Qu’entendre par « praxis » ? Il ne s’agit pas d’un synonyme de « pratique », et la question de la praxis ne se réduit pas à l’étude d’une pratique dans sa dimension technique ni dans sa « mise en contexte » sociologique, psychologique, etc. En lieu et place d’une situation de production et d’existence lambda, uniquement dépendante de sa place dans son champ social, et n’ayant donc a priori besoin que d’agents qui (re-)produisent les lois et les forces de ce champ, une praxis désigne une qualité de présence qui s’impose telle une trouée paradoxale, la naissance imprévue d’une dynamique subjective (et collective). Cette émergence embraye sur le maintien progressivement construit d’une pratique, sous-tendue et fondée par un discours, mais également productrice d’une théorie propre qui l’analyse, l’étaye et la redéploie : sans s’extraire du champ social, donc, mais en développant une logique irréductible à ce dernier. Une praxis n’existe pas hors de sa maîtrise réelle par ses sujets (maîtrise technique, politique, économique mais aussi théorique). Mais elle n’existe pas moins sans une part de création libre, de poiesis. Sans l’engagement d’un sujet (et celui, concomitant, d’une possible communauté de travail, d’existence, au sein d’un groupe restreint de sujets), sans l’investissement du désir et du fantasme (au sens psychanalytique de ces termes) au sein des institutions et des pratiques collectives, alors la praxis meurt aussi brusquement qu’elle avait pu émerger du champ macrosocial.

Autrement dit : au cœur d’une praxis, être-là en tant que sujet fait sens, ou ne fait pas sens. Tel est le signe qui témoigne qu’une praxis existe, ou meurt. Quelle est la logique d’un tel signe, de sa dynamique ? Telle pourrait être la ligne transversale, sémiotique, qui relie l’ensemble de ces écrits autour du nouage entre sens et praxis.

Analyse praxique des discours

Cette ligne directrice conduit deux types d’analyse, qui croisent en permanence leurs essais :

  • une analyse des pratiques à l’aune des discours et des théories qu’elles engendrent et fomentent, et qui dialectiquement les analysent et les relancent en permanence ;
  • symétriquement, une analyse des discours à l’aune de la pratique de laquelle ils émergent et qui en informent en profondeur le style, tant de pensée que d’énonciation et d’esthétique.

Autant d’éléments qui constituent ce que l’on pourrait délimiter comme une analyse praxique des discours : non pas une nouvelle étiquette disciplinaire, au sens universitaire du terme, seulement la discipline personnelle dans un cheminement intellectuel singulier, mais jamais délié du dialogue avec tous ses Autres.

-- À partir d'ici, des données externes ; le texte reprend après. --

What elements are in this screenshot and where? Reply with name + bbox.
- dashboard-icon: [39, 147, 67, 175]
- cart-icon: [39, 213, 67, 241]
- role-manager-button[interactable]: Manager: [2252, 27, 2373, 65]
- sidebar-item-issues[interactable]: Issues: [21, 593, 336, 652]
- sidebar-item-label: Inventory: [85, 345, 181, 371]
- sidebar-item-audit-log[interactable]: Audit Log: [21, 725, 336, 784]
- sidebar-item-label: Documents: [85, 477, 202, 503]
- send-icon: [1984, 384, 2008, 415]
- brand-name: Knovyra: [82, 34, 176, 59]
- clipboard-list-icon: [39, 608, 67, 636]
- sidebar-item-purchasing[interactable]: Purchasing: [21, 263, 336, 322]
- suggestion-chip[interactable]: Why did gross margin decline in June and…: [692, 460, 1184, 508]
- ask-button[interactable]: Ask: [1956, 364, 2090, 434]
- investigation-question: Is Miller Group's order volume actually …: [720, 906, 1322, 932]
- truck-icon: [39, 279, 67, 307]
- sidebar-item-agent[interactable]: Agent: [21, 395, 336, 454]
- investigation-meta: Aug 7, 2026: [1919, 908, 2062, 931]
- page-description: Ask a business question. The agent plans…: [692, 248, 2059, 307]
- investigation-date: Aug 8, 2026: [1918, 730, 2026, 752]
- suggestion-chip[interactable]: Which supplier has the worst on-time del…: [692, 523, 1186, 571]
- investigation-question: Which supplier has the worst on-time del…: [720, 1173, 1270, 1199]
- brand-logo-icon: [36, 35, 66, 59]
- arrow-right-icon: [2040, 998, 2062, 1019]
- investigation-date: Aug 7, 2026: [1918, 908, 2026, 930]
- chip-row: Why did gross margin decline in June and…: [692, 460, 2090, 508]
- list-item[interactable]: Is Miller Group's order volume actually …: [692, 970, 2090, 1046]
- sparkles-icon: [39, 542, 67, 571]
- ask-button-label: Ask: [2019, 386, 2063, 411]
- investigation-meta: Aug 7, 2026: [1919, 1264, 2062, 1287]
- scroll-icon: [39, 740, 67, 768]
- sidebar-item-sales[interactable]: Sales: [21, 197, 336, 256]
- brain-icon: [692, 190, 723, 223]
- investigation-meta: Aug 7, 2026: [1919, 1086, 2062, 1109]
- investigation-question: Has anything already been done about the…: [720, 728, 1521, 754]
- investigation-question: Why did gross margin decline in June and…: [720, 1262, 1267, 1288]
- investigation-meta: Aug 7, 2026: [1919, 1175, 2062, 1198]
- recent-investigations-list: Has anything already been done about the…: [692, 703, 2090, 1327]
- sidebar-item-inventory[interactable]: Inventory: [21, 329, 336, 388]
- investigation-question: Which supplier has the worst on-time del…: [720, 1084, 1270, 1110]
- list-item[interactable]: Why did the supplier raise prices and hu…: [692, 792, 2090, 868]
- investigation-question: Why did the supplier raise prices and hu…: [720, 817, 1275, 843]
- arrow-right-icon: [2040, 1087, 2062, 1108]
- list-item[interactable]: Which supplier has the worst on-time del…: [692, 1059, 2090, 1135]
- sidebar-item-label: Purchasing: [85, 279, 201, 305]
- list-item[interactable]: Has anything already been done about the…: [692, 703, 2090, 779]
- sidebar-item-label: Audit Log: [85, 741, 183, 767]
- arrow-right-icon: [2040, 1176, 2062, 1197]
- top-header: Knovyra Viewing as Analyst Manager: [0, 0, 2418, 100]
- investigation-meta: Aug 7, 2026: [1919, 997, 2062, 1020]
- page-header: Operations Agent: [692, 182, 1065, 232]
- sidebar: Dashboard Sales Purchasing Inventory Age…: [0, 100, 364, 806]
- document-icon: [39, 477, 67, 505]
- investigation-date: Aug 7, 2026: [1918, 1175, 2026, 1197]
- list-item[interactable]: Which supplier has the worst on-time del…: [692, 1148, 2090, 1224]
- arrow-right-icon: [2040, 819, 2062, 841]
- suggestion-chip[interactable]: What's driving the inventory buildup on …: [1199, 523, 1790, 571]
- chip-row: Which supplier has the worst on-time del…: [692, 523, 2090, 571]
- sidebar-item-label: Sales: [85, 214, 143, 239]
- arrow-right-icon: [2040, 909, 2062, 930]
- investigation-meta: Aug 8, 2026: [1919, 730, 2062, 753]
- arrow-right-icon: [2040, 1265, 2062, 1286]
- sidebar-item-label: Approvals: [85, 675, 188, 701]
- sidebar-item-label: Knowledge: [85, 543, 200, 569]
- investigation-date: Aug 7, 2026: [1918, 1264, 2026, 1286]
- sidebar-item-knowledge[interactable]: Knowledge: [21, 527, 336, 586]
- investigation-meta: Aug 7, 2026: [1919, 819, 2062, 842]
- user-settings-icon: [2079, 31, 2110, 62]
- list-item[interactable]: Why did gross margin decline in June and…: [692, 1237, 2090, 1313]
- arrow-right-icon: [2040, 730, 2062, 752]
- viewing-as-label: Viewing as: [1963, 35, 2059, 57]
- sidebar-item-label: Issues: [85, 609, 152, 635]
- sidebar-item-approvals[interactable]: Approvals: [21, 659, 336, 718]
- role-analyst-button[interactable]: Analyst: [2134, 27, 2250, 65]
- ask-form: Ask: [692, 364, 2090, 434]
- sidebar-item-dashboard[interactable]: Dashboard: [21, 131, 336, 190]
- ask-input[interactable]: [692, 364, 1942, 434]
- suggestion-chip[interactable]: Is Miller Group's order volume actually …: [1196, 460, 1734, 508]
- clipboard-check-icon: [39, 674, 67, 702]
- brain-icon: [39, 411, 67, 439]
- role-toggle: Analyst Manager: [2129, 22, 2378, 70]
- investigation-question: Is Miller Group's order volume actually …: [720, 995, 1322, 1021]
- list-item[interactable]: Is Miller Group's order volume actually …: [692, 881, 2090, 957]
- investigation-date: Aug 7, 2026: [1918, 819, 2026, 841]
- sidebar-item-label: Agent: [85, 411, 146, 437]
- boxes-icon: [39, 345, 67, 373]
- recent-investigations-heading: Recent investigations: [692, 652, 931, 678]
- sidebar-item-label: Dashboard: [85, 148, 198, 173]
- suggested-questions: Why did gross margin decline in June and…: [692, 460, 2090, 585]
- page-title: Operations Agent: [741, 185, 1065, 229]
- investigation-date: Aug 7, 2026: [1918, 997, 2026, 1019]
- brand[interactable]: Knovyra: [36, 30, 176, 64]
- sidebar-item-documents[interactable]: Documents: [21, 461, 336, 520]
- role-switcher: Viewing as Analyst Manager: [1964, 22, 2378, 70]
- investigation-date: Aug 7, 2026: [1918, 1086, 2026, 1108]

Du Sens du précaire aux Arabesques sur le courage

Arabesques sur le courage est un manuscrit inédit déroulant son programme au fil de trois praxis : juridique, pédagogique, psychiatrique, et bouclant l’ensemble en une ouverture sur l’esthétique. Ce manuscrit est lisible dans son intégralité, ou bien sous forme d’une présentation synthétique. Le séminaire Sémiotique, pratique et clinique revient sur ces différentes praxis et leur dimension sémiotique.

Chaque arabesque présente une analyse des discours nés des pratiques des médiations de quartier créées à Valence dans les années 1980 ; nés d’une classe de pédagogie institutionnelle en banlieue parisienne dans les années 1960 ; nés, enfin, d’un secteur de pédopsychiatrie accueillant des enfants autistes à Anger dans les années 1990. Ces trois études forment un trajet qui, graduellement, questionne les conditions macrosociales de naissance, d’existence et de disparition d’une praxis (première arabesque), puis la logique interne singulière, désirante et coopérative, qui rend une praxis irréductible, et donc résistante, à ces lois massives du champ macrosocial (seconde arabesque), avant de mettre en lumière, au sein de cette irréductibilité, la place du sujet et la nécessité d’une logique vague (Peirce) (troisième arabesque) — le tout menant à penser la profonde quotidienneté ontologique d’une telle présence au monde, aux autres et à soi, et les formes esthétiques qu’elle revêt (boucle finale).

Actuellement, deux autres travaux d’élaboration se font, l’un autour de ce que serait une praxis médicale, avec mes amis du service de réanimation pédiatrique de l’Hôpital Necker-Enfants malades à Paris, et l’autre dans la constellation que forment les praxis artistiques d’amis peintres, cinéastes et musiciens.